The effort to provide meaningful education to millions of refugee youth worldwide has made major strides in recent years, but without “significant and sweeping changes to better support teachers working in contexts affected by crisis, displacement or natural disasters,” it will fail to enhance refugees’ ultimate self-reliance and ease the pressure on host countries.
That was the message delivered this past week at the Global Refugee Forum by Mary Mendenhall, Associate Professor of Practice in Teachers College’s International and Transcultural Studies Department and Director of the College’s International and Comparative Education Program. Many other leaders echoed Mendenhall’s view at the event, which was held in Geneva under the auspices of the United Nations High Commissioner for Refugees, and was co-sponsored by Teachers College.
Mendenhall, who moderated a panel discussion titled “Teachers Shoulder the Burden: Improving Support in Crisis Contexts” (the Forum’s only session focused on teaching), has been one of the world’s driving forces in refugee education. During the past several years, as part of the Teachers in Crisis Contexts Collaborative of the Inter-agency Network for Education in Emergencies (INEE), she has spearheaded Teachers for Teachers, a research-based teacher professional development initiative operating in Kakuma Refugee Camp, Kenya, that delivers teacher training, coaching, and mobile mentoring. The method and open-source materials developed by Mendenhall and her students to train and support refugees as teachers is now in use in 20 nations worldwide. Mendenhall is currently leading a four-year research study on teacher and student well-being in northern Uganda and South Sudan.
“Major improvements” are needed to “support robust and continuous professional development opportunities for teachers [of refugees], to value their contributions through equitable compensation structures that ensure a livable wage, and to provide pathways toward professional certification that are recognized across borders.”
Fortunately, there is growing momentum around better supporting refugee education. In December of 2018, the United Nations General Assembly affirmed the Global Compact for Refugees. Premised on the recognition that a sustainable solution to refugee situations cannot be achieved without international cooperation, the Compact provides a blueprint for governments, international organizations, and other stakeholders to ensure that “host communities get the support they need and that refugees can lead productive lives.” The Compact seeks to ease the pressures on host countries; enhance refugee self-reliance; expand access to third-country solutions; and support conditions in countries of origin for return in safety and dignity.

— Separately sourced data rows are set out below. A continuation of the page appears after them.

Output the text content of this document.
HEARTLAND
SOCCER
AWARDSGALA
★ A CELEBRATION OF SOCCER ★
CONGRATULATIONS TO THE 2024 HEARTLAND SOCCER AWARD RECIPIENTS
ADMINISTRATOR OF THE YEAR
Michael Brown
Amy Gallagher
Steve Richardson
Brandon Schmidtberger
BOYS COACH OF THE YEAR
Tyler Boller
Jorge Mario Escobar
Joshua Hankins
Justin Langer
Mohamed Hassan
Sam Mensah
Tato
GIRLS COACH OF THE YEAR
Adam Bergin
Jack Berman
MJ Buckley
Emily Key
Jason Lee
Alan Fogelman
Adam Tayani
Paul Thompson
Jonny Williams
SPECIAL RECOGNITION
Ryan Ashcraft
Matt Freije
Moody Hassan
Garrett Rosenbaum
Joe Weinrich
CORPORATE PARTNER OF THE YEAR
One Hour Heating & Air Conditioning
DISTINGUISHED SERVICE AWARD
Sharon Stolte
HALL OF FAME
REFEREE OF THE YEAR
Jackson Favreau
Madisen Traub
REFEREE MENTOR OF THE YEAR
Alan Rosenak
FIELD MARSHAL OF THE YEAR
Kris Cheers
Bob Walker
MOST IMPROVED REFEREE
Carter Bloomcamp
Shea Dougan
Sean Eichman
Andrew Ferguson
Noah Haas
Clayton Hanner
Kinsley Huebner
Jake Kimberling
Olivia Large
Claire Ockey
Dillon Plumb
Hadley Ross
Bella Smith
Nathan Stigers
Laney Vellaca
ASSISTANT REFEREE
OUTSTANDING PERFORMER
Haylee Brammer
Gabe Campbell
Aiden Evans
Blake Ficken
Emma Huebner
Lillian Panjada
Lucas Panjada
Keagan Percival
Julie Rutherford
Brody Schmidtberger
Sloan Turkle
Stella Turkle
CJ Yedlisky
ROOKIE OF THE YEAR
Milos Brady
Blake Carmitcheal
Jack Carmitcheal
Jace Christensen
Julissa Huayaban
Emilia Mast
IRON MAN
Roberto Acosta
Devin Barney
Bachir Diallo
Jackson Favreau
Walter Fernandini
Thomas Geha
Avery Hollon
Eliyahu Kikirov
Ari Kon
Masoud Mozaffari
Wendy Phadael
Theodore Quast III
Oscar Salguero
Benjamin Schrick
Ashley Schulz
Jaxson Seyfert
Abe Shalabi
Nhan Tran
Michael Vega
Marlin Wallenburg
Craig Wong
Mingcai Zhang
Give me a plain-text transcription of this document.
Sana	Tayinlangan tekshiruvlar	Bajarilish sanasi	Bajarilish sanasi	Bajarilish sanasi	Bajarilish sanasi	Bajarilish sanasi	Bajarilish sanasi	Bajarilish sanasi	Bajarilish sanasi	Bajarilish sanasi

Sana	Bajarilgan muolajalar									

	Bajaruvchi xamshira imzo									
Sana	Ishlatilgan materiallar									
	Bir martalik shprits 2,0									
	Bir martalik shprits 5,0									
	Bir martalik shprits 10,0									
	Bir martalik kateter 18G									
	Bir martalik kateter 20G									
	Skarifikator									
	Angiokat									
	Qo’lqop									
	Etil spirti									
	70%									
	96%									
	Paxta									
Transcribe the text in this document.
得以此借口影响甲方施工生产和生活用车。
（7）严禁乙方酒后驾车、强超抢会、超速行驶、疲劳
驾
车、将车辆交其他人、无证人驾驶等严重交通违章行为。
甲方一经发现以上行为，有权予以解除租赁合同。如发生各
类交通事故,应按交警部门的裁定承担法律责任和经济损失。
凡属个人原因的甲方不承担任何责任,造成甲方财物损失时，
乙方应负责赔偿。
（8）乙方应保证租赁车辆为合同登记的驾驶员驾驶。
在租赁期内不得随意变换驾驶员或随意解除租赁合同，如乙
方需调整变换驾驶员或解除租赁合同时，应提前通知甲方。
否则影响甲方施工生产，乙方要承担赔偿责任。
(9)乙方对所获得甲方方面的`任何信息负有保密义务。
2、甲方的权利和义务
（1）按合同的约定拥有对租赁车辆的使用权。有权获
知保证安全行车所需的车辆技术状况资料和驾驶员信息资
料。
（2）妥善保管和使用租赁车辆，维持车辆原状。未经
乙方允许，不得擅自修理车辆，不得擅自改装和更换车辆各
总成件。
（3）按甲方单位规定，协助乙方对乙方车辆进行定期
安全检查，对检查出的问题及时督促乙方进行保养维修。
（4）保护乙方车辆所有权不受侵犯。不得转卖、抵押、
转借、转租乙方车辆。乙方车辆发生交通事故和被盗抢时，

But the world’s displaced population is now larger than at any time since World War II, and with a focus on food and shelter, only 2 percent of humanitarian aid is spent on education – even though the average displacement period is now between 10 and 26 years. As a result, “many migrants in poorer countries end up in slums with limited access to a free education,” said Manos Antoninis, director of the Global Education Monitoring Report at UNESCO, in a statement released at the Global Refugee Forum. “In richer countries they are often segregated into schools in disadvantaged neighborhoods.”
Robert Ochan Leomoi, a panelist in the discussion led by Mendenhall who has lived and taught as a refugee in Kenya’s Dadaab Refugee Complex, for a number of years, said that as a teacher, he has faced challenges that include threats to his physical safety, food insecurity, outdated textbooks and other poor resources, poor compensation, bureaucratic barriers that prevent the professional advancement of refugee teachers, and overcrowded classrooms in which the average student-to-teacher ratio is 90 to 1.
Most teachers are untrained and work based on what they learned as students in the classroom. There is no critical thinking about content and learners aren’t learning.
—Robert Ochan Leomoi
Also, “most teachers are untrained and work based on what they learned as students in the classroom,” Leomoi said. “There is no critical thinking about content and learners aren’t learning.”
Mendenhall called for “major improvements” to “support robust and continuous professional development opportunities for teachers, to value their contributions through equitable compensation structures that ensure a livable wage, and to provide pathways toward professional certification that are recognized across borders.”
The Forum’s panel discussion was the prelude to a larger event that Mendenhall and colleagues at INEE, UNESCO, Education International, and Oxfam are planning on teachers in crisis contexts that will be held during the coming year. Meanwhile, the Forum triggered more than $350 million in pledges from participating organizations to improve refugees’ access to learning.